Pediatric practice like all physical therapy practice is constantly evolving. With the adoption of Vision 2020 by the American Physical Therapy Association, physical therapists are expected to practice as doctors of physical therapy.1 Pediatric physical therapists serve children and their families in many environments where they may be the initial health care provider evaluating a child's or infant's ability to move. Because pediatric physical therapy practice is the only physical therapy practice that is federally mandated (IDEA),2 the expectation that pediatric physical therapists will recognize signs and symptoms and accurately diagnose patients as part of providing those services is crucial.

Special Features of History Taking in Children

The Age of a Child is the Defining Feature in Differential Diagnosis

Many diseases only occur at specific ages or are extremely rare at other ages.
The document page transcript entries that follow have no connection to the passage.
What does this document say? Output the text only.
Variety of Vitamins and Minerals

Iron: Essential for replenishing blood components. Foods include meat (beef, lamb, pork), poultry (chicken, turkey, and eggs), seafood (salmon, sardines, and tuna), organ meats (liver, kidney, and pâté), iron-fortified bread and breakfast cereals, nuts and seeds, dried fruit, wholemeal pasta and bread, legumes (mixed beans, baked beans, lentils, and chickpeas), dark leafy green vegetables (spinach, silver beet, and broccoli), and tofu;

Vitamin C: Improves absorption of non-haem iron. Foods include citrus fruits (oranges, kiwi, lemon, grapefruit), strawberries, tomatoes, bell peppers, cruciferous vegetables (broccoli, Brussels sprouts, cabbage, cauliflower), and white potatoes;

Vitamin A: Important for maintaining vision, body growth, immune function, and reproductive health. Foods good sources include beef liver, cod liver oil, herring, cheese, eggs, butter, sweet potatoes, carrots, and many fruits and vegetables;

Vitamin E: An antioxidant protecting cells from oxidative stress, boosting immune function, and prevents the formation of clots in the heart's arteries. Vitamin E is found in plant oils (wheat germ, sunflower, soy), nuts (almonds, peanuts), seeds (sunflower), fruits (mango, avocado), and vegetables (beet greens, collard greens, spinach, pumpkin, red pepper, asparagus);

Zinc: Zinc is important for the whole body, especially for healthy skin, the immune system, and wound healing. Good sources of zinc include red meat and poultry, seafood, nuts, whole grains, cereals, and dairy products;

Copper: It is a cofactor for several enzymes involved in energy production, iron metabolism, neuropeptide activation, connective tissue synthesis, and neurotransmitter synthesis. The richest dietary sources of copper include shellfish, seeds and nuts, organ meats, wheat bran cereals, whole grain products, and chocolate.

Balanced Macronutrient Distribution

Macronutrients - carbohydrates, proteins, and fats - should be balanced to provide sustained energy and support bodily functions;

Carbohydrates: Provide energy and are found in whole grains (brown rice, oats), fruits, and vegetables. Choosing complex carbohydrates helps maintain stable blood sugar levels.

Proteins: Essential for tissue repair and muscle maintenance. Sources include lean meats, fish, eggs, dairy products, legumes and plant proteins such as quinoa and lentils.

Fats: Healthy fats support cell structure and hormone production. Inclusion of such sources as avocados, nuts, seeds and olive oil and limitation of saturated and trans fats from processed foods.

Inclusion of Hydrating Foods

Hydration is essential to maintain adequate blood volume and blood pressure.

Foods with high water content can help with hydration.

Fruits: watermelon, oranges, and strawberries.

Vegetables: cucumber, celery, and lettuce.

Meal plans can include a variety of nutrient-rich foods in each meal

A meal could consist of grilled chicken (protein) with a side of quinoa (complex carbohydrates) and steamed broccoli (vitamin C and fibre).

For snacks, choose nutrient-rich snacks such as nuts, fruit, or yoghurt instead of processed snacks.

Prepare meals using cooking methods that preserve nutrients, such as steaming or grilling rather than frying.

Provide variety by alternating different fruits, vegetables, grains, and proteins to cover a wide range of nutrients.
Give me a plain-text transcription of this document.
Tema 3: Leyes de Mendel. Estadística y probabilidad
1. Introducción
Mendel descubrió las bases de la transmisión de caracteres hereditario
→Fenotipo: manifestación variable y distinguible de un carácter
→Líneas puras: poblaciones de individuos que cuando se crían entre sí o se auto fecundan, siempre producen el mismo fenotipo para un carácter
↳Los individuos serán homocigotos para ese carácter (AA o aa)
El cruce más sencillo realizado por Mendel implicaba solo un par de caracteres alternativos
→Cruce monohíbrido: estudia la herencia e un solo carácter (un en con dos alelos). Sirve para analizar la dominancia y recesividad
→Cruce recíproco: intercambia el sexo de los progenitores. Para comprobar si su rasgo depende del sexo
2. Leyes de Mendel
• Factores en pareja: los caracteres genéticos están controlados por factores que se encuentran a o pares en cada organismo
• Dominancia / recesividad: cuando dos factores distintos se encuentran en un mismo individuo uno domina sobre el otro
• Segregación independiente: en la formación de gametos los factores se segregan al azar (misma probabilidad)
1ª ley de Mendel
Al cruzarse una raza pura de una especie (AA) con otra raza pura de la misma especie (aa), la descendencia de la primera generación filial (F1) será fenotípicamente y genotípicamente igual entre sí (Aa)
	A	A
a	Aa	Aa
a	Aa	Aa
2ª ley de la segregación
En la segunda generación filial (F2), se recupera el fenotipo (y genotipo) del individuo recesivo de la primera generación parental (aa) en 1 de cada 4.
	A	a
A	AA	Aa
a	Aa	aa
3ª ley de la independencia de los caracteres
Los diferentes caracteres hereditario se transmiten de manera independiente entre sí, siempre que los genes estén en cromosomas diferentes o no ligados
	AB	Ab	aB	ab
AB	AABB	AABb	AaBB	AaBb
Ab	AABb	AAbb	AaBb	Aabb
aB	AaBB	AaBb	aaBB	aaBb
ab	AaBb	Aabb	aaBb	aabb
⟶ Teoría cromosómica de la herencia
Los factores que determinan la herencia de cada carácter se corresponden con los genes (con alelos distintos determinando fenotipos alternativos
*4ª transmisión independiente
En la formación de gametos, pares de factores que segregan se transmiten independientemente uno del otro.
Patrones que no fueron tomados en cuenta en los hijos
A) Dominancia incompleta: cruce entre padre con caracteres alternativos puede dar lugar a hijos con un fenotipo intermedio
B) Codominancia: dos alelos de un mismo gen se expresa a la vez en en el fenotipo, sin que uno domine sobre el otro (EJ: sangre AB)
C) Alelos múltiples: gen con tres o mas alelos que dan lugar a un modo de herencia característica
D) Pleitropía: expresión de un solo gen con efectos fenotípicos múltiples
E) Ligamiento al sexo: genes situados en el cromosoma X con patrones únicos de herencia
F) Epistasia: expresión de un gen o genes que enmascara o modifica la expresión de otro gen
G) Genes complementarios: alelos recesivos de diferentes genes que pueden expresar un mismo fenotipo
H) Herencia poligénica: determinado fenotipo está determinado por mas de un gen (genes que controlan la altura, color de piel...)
For example, Legg-Calvé-Perthes disease more commonly occurs in the hip of boys ages 4 to 6, while a slipped capital femoral epiphysis would be more commonly expected in a boy ages 12 to 15. If a boy presents with increasing weakness at age 7 or 8, Duchenne muscular dystrophy is a more likely diagnosis than spinal muscular atrophy III.

Exact age is important to establish. In some cultures, for example, in Saudi Arabia where birthdays are not celebrated, a child's exact age is not well documented. The ages of children adopted from another country are often only estimates. This has been the case in children from orphanages in Romania, Russia, and some parts of China. A healthy skepticism is needed if such a child does not fit within the expected range of norms. Bone age radiographs and standardized developmental testing may help to determine an approximate age. Additionally, infants who are born prematurely (more than 3 weeks early) are evaluated based on "adjusted age" until they are 2 years old. This means that a child born 2 months early, who has now lived 4 months since delivery, would be regarded as a 2-month-old in terms of developmental performance, not as a 4-month-old.3

The History is Generally Obtained Secondhand Through the Parent

Especially when children are young, parents provide all the information. It is easy to overlook the fact that the information provided by a parent may be misinterpreted by the health care provider.